First, the Hefei agreement is much more detailed, and even expected the revenue plan for the next five years;

Second, the amount of investment in the Hefei agreement has increased significantly, but the concept of "cash investment" has not been mentioned, and "non-controlling shareholders' equity" has not been discussed;

Third, Hefei has clarified the amount of headquarter investment and new plant investment.

Obviously, the first aspect of Hefei requires Nio to put the entire R & D and manufacturing system in Hefei. This is an important link to promote industrial upgrading and local employment. Although the entire financing is more than Yizhuang, at least 2.5 billion yuan must be used locally.

The second is that without the reference of "cash financing", it is likely that some other methods will also be used, such as the allocation of factories, the allocation of JAC earnings, and so on.
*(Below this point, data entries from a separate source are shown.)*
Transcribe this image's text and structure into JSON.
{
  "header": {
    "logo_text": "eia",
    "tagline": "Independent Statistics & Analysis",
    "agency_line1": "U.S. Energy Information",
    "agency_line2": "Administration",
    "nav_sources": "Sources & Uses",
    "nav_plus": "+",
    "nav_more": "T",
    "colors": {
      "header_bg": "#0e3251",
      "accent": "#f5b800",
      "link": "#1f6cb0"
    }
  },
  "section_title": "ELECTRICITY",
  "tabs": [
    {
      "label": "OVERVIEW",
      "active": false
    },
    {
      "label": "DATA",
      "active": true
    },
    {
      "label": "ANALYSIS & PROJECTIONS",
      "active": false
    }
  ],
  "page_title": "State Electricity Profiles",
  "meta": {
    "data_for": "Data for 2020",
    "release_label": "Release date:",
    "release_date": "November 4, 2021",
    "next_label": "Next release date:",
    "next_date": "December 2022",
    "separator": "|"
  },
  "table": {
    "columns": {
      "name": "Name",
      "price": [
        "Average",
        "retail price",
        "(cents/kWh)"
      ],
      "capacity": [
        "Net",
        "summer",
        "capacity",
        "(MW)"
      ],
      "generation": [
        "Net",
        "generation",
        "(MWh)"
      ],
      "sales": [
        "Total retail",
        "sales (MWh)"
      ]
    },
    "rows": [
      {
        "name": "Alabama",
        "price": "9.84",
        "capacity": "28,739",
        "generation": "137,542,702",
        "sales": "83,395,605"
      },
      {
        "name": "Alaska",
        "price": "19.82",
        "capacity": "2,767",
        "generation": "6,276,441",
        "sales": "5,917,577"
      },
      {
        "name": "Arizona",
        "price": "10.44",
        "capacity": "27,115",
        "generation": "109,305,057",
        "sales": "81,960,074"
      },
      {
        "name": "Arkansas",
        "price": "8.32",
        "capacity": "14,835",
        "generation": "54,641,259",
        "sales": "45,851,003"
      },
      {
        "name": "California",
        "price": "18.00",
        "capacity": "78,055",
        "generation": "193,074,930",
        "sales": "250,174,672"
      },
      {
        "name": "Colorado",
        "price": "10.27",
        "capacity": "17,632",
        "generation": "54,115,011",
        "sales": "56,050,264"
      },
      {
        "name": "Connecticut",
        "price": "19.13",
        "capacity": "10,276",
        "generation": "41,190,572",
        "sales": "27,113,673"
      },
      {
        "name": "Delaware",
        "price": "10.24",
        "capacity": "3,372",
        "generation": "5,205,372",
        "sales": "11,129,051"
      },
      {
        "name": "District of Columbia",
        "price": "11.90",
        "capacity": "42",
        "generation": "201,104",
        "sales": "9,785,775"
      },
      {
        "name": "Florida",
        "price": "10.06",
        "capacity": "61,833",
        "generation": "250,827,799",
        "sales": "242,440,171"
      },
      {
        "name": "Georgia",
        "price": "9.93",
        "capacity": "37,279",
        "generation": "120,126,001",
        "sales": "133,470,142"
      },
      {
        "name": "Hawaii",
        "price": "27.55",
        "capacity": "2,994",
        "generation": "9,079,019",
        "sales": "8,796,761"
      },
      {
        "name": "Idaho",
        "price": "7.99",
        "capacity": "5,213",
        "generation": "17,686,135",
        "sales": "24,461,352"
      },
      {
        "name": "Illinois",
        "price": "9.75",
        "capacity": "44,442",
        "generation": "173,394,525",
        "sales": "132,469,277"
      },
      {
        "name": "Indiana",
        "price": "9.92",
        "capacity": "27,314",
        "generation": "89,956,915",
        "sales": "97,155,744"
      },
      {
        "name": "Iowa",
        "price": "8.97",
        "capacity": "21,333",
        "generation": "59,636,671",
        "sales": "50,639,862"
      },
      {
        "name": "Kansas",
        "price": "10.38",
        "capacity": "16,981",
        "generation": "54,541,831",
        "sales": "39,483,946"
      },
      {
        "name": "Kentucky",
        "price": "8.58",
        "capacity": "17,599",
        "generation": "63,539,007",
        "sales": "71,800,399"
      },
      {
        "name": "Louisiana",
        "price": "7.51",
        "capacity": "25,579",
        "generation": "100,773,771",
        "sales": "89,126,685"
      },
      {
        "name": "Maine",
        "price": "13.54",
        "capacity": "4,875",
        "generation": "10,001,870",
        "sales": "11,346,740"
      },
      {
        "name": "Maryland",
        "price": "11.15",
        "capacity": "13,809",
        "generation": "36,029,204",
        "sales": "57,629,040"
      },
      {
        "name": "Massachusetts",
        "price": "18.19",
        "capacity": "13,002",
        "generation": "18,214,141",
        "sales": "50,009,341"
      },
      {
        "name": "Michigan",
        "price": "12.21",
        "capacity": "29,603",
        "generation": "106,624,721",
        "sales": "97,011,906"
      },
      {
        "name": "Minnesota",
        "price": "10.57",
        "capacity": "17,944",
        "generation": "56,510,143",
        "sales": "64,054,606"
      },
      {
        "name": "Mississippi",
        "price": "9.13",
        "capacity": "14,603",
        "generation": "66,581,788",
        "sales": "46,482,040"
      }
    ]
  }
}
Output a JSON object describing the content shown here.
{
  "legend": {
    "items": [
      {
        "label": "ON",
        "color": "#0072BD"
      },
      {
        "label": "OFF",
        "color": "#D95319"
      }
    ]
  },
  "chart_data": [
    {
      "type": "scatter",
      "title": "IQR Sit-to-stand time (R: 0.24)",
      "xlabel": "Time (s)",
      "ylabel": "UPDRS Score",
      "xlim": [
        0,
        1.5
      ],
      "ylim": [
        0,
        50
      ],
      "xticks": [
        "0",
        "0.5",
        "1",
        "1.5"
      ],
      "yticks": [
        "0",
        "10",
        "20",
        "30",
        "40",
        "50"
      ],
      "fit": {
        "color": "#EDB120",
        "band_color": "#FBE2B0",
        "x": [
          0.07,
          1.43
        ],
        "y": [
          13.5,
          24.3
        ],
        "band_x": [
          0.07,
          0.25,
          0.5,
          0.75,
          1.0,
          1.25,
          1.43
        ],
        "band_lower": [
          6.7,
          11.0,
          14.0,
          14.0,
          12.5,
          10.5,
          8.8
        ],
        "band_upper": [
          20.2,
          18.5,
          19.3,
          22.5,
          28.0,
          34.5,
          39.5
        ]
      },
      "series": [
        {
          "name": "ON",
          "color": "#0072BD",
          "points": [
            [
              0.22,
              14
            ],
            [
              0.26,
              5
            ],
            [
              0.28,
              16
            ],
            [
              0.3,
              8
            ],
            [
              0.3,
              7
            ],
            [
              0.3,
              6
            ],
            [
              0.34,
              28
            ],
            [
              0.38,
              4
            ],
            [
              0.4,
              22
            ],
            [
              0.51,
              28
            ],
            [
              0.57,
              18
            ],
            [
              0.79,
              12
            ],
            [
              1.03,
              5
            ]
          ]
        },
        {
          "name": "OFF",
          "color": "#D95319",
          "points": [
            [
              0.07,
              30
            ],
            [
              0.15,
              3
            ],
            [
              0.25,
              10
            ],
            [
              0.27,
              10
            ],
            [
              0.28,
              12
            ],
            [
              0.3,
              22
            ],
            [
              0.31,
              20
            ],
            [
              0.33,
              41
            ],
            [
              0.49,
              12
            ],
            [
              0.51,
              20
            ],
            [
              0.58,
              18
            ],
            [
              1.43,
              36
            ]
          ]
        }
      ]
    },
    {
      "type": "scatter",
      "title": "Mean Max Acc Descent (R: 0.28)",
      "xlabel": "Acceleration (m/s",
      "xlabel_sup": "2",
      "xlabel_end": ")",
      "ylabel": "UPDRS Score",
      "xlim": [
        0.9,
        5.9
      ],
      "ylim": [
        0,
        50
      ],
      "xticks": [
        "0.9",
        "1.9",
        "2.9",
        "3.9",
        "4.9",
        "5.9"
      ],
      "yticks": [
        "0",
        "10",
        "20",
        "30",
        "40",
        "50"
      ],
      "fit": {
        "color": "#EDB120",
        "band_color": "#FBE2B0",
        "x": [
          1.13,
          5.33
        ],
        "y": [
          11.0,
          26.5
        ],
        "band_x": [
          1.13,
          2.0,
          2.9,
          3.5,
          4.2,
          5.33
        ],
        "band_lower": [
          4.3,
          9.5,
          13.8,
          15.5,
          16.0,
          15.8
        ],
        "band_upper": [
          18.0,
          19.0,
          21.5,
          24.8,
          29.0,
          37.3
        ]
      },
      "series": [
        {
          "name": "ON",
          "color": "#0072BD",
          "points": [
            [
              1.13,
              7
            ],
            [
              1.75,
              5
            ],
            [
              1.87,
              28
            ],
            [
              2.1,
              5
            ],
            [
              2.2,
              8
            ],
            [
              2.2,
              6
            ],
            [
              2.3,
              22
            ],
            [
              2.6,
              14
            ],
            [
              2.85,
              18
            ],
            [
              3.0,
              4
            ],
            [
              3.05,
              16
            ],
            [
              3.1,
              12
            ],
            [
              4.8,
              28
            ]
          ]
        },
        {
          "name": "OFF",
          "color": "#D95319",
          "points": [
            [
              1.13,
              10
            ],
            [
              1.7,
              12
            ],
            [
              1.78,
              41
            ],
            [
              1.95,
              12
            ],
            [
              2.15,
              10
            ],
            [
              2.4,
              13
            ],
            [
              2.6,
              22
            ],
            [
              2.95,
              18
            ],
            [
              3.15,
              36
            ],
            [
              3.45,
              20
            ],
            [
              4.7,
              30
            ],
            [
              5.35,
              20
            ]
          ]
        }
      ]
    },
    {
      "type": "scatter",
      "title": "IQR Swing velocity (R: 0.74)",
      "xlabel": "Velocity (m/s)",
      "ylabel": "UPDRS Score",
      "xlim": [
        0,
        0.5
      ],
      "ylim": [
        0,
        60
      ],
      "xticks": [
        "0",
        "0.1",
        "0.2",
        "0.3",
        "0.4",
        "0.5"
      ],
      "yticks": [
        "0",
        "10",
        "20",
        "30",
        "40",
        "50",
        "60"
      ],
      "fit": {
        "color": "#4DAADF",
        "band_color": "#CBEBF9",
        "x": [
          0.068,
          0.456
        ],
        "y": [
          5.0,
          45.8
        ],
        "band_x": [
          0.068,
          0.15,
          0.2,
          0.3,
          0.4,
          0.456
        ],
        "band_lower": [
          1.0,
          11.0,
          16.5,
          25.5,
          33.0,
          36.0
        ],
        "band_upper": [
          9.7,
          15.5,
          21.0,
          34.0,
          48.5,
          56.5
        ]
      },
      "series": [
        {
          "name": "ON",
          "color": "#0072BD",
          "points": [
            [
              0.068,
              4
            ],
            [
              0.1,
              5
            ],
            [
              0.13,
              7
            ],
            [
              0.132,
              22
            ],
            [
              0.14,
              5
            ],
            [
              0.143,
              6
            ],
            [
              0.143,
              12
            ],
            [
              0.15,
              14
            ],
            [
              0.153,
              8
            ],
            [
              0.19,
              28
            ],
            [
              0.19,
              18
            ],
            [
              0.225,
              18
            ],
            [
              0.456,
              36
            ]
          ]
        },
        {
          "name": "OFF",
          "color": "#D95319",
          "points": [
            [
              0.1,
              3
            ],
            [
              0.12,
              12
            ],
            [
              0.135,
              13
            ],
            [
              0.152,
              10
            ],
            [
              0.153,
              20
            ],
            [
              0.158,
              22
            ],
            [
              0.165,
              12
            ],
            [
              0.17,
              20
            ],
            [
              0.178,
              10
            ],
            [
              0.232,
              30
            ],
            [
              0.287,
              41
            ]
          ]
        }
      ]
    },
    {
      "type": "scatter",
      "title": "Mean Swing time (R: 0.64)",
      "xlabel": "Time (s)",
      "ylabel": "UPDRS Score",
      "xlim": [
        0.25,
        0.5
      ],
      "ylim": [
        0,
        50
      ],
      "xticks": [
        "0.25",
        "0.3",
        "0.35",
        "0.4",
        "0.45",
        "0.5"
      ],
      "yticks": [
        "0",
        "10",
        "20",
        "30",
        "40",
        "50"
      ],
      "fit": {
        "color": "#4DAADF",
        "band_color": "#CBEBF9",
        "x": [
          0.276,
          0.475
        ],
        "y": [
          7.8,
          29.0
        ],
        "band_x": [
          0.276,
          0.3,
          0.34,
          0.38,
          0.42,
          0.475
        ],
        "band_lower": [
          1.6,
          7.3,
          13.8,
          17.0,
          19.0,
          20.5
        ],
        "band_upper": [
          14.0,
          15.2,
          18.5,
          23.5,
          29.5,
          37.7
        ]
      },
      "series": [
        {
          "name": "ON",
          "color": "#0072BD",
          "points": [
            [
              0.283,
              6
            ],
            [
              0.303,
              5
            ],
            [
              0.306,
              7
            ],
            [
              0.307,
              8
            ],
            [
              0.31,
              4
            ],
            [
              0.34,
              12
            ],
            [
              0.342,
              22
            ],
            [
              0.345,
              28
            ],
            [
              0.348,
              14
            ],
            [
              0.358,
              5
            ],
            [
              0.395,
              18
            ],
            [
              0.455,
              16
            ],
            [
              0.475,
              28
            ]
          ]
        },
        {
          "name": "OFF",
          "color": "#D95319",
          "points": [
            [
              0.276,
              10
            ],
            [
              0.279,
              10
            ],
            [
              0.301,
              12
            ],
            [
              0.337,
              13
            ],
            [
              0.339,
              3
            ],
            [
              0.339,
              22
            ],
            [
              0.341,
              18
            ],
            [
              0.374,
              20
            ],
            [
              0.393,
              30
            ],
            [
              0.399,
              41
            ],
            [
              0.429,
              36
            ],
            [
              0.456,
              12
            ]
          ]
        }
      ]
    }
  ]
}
Especially for the latter, JAC is now the founder of Nio, and the cash flow it has occupied has greatly limited the expansion of Nio's sales. So early financing is likely to use some form of loan to solve Nio's current funding chain crisis.

In addition, since "Nio China" will be a new entity, or a "joint venture" between Nio and the local government of Hefei, considering that Anhui automobile companies not only have JAC, but also Chery, the old independent leader, the local government will definitely ask the board of directors Candidates make new arrangements so that the entire management will not be Nio's current shift.

Among them, it's likely that Nio China's chairman will no longer be Li Bin.